El lugar de esta prueba es Jerusalén, que se encuentra a unos 750 metros por encima del nivel del mar. Somos invitados a subir con Jesús a la ciudad santa. Y sin embargo, paradójicamente, el ascenso a la gloria de la resurrección está marcado por descensos bruscos. La liturgia nos lo advierte de entrada. Los próximos días habremos de enfrentarnos con lo más bajo de la historia: no sólo el sufrimiento físico sino la miseria moral, no sólo la de otros sino principalmente la nuestra. Pablo lo entendió bien: “Me amó y se entregó por mí” (Ga 2,20). El descenso a los infiernos forma parte de la vuelta a la casa del Padre. “Me gloriaré más bien de todo corazón en mi debilidad, para que resida en mí el poder de Cristo… porque cuando soy débil entonces soy fuerte” (2 Co 12,9-10).

Que la hora de Cristo sea nuestra hora. Que su camino sea nuestro camino. No tengamos miedo a las caídas, a los golpes, a las humillaciones. Su misión era asumirlas desde la inocencia. La nuestra es hacerlo en la verdad de nuestros pecados. Judas lo traicionó. Pedro lo negó. El resto lo abandonó. ¿Y nosotros? ¿Qué diremos?  ¿Que somos mejores? ¿Que no nos escandalizaremos? Conociéndonos, lo más sensato será guardar silencio y rezar, como sugiere Jesús: “porque el espíritu está dispuesto pero la carne es débil” (Mt 26,41).

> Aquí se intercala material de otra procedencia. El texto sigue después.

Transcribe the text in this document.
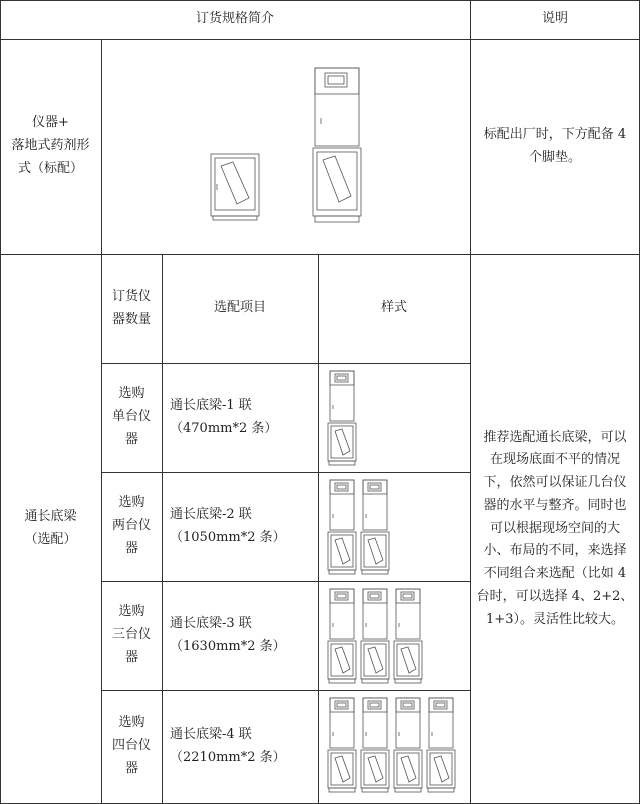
订货规格简介	说明
仪器+
落地式药剂形
式（标配）
标配出厂时，下方配备 4
个脚垫。
通长底梁
（选配）
订货仪
器数量
选配项目	样式
选购
单台仪
器
通长底梁-1 联
（470mm*2 条）
选购
两台仪
器
通长底梁-2 联
（1050mm*2 条）
选购
三台仪
器
通长底梁-3 联
（1630mm*2 条）
选购
四台仪
器
通长底梁-4 联
（2210mm*2 条）
推荐选配通长底梁，可以
在现场底面不平的情况
下，依然可以保证几台仪
器的水平与整齐。同时也
可以根据现场空间的大
小、布局的不同，来选择
不同组合来选配（比如 4
台时，可以选择 4、2+2、
1+3）。灵活性比较大。
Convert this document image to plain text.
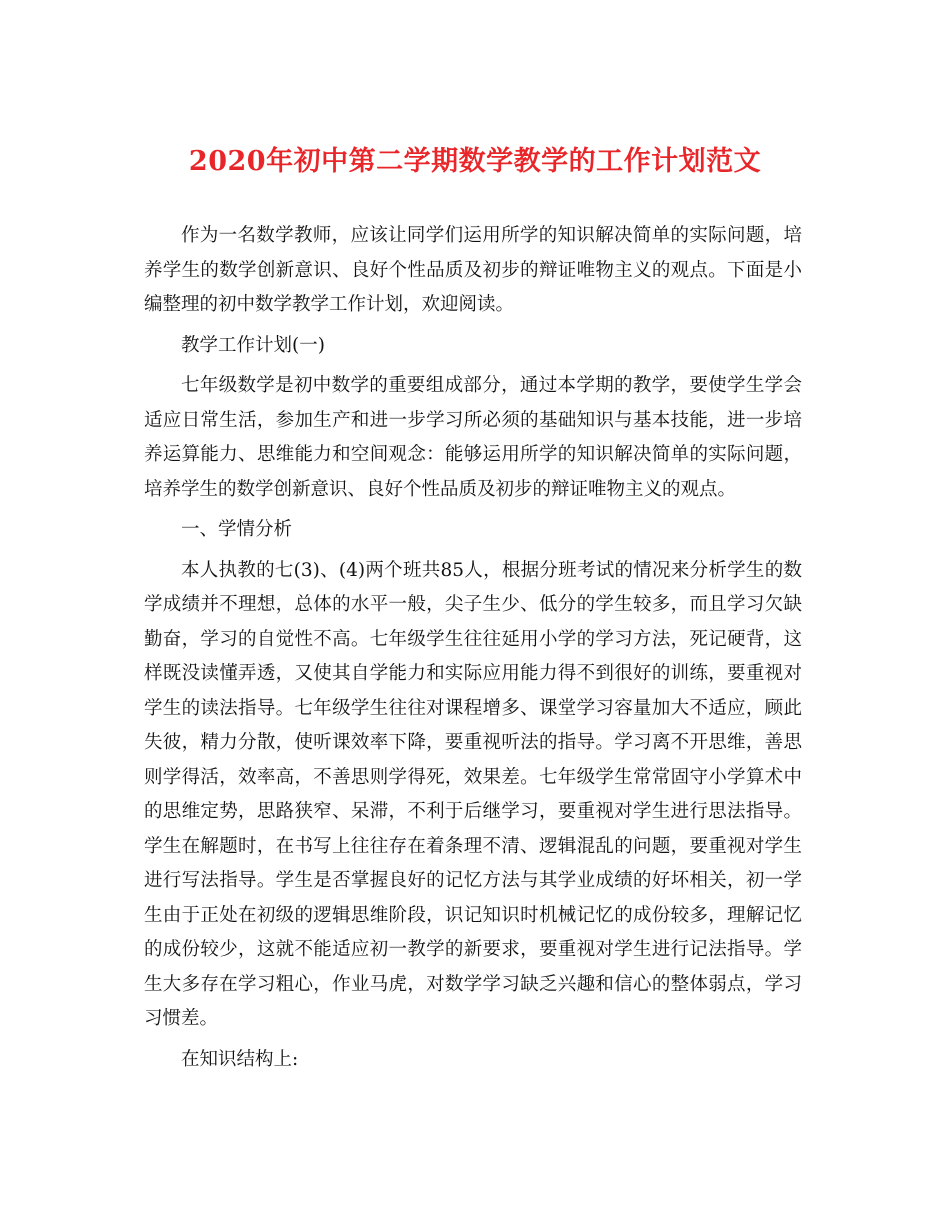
2020年初中第二学期数学教学的工作计划范文

作为一名数学教师，应该让同学们运用所学的知识解决简单的实际问题，培养学生的数学创新意识、良好个性品质及初步的辩证唯物主义的观点。下面是小编整理的初中数学教学工作计划，欢迎阅读。

教学工作计划(一)

七年级数学是初中数学的重要组成部分，通过本学期的教学，要使学生学会适应日常生活，参加生产和进一步学习所必须的基础知识与基本技能，进一步培养运算能力、思维能力和空间观念：能够运用所学的知识解决简单的实际问题，培养学生的数学创新意识、良好个性品质及初步的辩证唯物主义的观点。

一、学情分析

本人执教的七(3)、(4)两个班共85人，根据分班考试的情况来分析学生的数学成绩并不理想，总体的水平一般，尖子生少、低分的学生较多，而且学习欠缺勤奋，学习的自觉性不高。七年级学生往往延用小学的学习方法，死记硬背，这样既没读懂弄透，又使其自学能力和实际应用能力得不到很好的训练，要重视对学生的读法指导。七年级学生往往对课程增多、课堂学习容量加大不适应，顾此失彼，精力分散，使听课效率下降，要重视听法的指导。学习离不开思维，善思则学得活，效率高，不善思则学得死，效果差。七年级学生常常固守小学算术中的思维定势，思路狭窄、呆滞，不利于后继学习，要重视对学生进行思法指导。学生在解题时，在书写上往往存在着条理不清、逻辑混乱的问题，要重视对学生进行写法指导。学生是否掌握良好的记忆方法与其学业成绩的好坏相关，初一学生由于正处在初级的逻辑思维阶段，识记知识时机械记忆的成份较多，理解记忆的成份较少，这就不能适应初一教学的新要求，要重视对学生进行记法指导。学生大多存在学习粗心，作业马虎，对数学学习缺乏兴趣和信心的整体弱点，学习习惯差。

在知识结构上:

El domingo de Ramos vemos a Jesús aclamado como Rey. Será bueno entonces preguntar: ¿quién se lleva hoy mi admiración? ¿Quién me puede? “Donde esté tu tesoro, allí estará tu corazón” (Mt 6,21). Y más allá de lo formal, de lo verbal… ¿qué espero de Jesús como Rey? Porque la misma ciudad que lo aclamó fue la que lo crucificó. Unas pocas horas bastaron para transformar la euforia en indiferencia, cuando no en animosidad. “No son los que me dicen «Señor, Señor», los que entrarán en el reino de los cielos” (Mt 7,21). Existe una distancia entre lo que celebramos y lo que vivimos. Experimentarlo es una gracia. En el fondo no es hipocresía sino inmadurez. Por eso no se trata de celebrar menos sino más y mejor, conscientes de nuestra pobreza. Celebramos la pascua de Jesús para entrar más hondo en su amor. Y para eso damos el primer paso entrando en Jerusalén.